I've been able to model the probability of multiple successes where the probability of each success is the same, but I am unable to figure out how to model the combined probability where the probabilities of individual successes are different.
By example:
If I roll 10 six-sided dice, the probability to roll five fours or more is a result of a cumulative binomial distribution:
Number of trials = n = 10 Probability of success = P = 0.5 Number of successes = x >= 5
Binomial Distribution: b(x; n, P) = nCx * P^x * (1 - P)^(n - x)
and the Cumulative Binomial Distribution:
b(x >= 5; 10, 0.5) = b(x = 0; 10, 0.5) + b(x = 1; 10, 0.5) + .. + b(x = 5; 10, 0.5) = 0.623046875
(source: http://stattrek.com/probability-distributions/binomial.aspx)
So far, so good. My problem now is figuring out how to calculate the probability if the target values are, for example: two fours or greater, two fives or greater and one six out of 10 trials.
Gut feel: The probability for each set of equivalent successes (sixes, fives and fours) should be evaluated in isolation and, once evaluated, the number of trials should be reduced by the size of the set. This also implies that the order makes a difference and for that purpose, I'm assuming that obtaining a six is a higher priority then obtaining a five, and so on. This would then mean that the probability of obtaining a six is calculated first using 10 trials, followed by the fives using 9 trials and the fours using 7 trials.

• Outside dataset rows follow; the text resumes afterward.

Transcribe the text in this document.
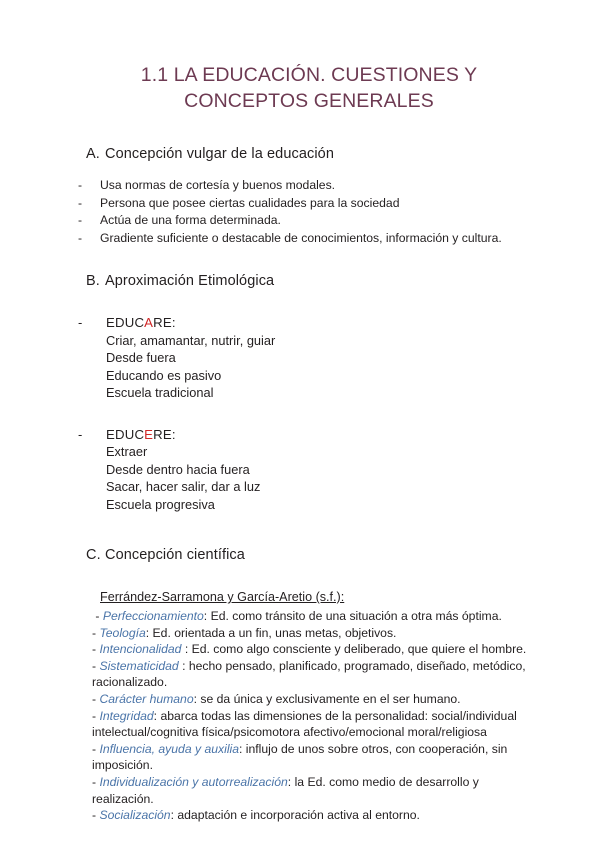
1.1 LA EDUCACIÓN. CUESTIONES Y CONCEPTOS GENERALES
A. Concepción vulgar de la educación
-	Usa normas de cortesía y buenos modales.
-	Persona que posee ciertas cualidades para la sociedad
-	Actúa de una forma determinada.
-	Gradiente suficiente o destacable de conocimientos, información y cultura.
B. Aproximación Etimológica
-	EDUCARE:
Criar, amamantar, nutrir, guiar
Desde fuera
Educando es pasivo
Escuela tradicional
-	EDUCERE:
Extraer
Desde dentro hacia fuera
Sacar, hacer salir, dar a luz
Escuela progresiva
C. Concepción científica
Ferrández-Sarramona y García-Aretio (s.f.):
- Perfeccionamiento: Ed. como tránsito de una situación a otra más óptima.
- Teología: Ed. orientada a un fin, unas metas, objetivos.
- Intencionalidad : Ed. como algo consciente y deliberado, que quiere el hombre.
- Sistematicidad : hecho pensado, planificado, programado, diseñado, metódico, racionalizado.
- Carácter humano: se da única y exclusivamente en el ser humano.
- Integridad: abarca todas las dimensiones de la personalidad: social/individual intelectual/cognitiva física/psicomotora afectivo/emocional moral/religiosa
- Influencia, ayuda y auxilia: influjo de unos sobre otros, con cooperación, sin imposición.
- Individualización y autorrealización: la Ed. como medio de desarrollo y realización.
- Socialización: adaptación e incorporación activa al entorno.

b(x >= 1; 10, 0.166667) = 0.838495063131323
b(x >= 2; 9, 0.333333) = 0.856932373512168
b(x >= 2; 7, 0.5) = 0.9375
What I don't know is how to put the individual probabilities back together again for a cumulative probability. This method also doesn't feel right, since it seems like you are conduction a total of 26 trials to achieve these results.
I sense I may be over-complicating the calculation since it may just be a normal cumulative binomial function with changing probabilities:
b(x >= 5; 10, {0.166667;0.333333;0.333333;0.5;0.5}) = b(x = 0; 10, 0.166667) + b(x = 1; 10, 0.333333) + b(x = 2; 10, 0.333333) + b(x = 3; 10, 0.5) + b(x = 4; 10, 0.5) + b(x = 5; 10, ???)
As you can see, I have no idea what the probability should be for the last term where x = 5... I'm assuming that the formula should iterate 6 times from 0 to 5, since that is the number of iterations for b(x >= 5; 10, 0.5).
I have not been able to find an equivalent question here and would appreciate any assistance!